As shown in above figure, the ball trays consist of compartments with perforated plate or wire cloth with relatively large openings placed beneath the screen cloth. Generally, rubber balls are placed in each compartment that freely bounce during the operation of the screen. They strike the underside of the screen surface and therefore randomly knock out the clogged material. The secondary vibration generated in the screen cloth due to striking of the balls also prevents fine particles from sticking and building up on the wires. In most cases, a ball tray will be effective with material containing as much as 5% moisture. The material that passes through the screen cloth passes through the perforated plate or wire cloth at the bottom of the ball tray where it can be collected.
Ball trays are generally used for coarse meshes which can withstand higher impact energy from the balls. Balls are not recommended for fine screen meshes because they may damage the screen cloth.

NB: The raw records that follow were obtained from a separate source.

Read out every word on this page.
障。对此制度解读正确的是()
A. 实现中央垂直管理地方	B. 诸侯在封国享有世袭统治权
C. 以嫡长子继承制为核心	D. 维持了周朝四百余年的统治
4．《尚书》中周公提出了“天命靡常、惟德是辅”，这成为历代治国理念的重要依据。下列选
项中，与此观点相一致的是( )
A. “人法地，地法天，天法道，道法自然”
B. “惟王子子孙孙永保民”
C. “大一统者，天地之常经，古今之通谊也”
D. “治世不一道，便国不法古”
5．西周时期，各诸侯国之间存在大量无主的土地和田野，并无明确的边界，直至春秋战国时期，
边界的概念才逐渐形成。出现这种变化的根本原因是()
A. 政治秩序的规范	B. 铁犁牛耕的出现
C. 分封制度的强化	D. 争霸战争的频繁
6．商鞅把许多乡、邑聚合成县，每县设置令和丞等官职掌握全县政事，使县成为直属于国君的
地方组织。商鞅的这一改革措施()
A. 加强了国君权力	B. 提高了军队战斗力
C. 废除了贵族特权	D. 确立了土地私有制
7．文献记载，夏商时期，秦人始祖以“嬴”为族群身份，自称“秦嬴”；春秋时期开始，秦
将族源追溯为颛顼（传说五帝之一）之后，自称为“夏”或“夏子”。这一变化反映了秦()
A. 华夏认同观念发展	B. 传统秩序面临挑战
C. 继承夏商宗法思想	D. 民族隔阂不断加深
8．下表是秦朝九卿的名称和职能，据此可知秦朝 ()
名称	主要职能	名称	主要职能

As a rule of thumb, screening at less than around 5 mm aperture size must be performed on perfectly dry or wet material, unless special measures are taken to prevent blinding. Blinding occurs when moisture causes fine particles to stick to the surface and gradually cover the openings. In this case, changing stroke and increasing speed may help. Use of different surface media also may be considered. The other options are to consider ball trays and heated decks. Heated decks have an electric current in the wire that heats and dries the material so that it easily knocks itself loose as the screen vibrates. Heated deck is a more effective method of preventing blinding in damp materials (1.5 to 6% moisture) than the ball tray.
Heating transformers, consuming from 2 to 3 KVA per foot of screen length, can be used with any screen cloth weighing less than about 1.5 lbs. per square foot. The current flows at a low voltage (1 to 12) and a high amperage to produce temperatures on the screen wires ranging from 80 to 150°F. This heat is not intended to dry the material being screened, but only to dry the interface between the wire and adhering particles (e.g. clay particles) sufficiently to break the adhesive bond holding the particles to the wire. The screen vibration does the rest.
Wet screening allows finer sizes to be processed efficiently down to 250 μm and finer.
Adherent fines are washed off large particles, and the screen is cleaned by the flow of pulp and additional water sprays. Carryover occurs when excessive undersize particles fail to pass through the openings. Solutions may involve changing stroke, speed or reversing screen rotation; changing wire diameter or the shape of the opening to increase open area; changing the angle of inclination and changing feed tonnage.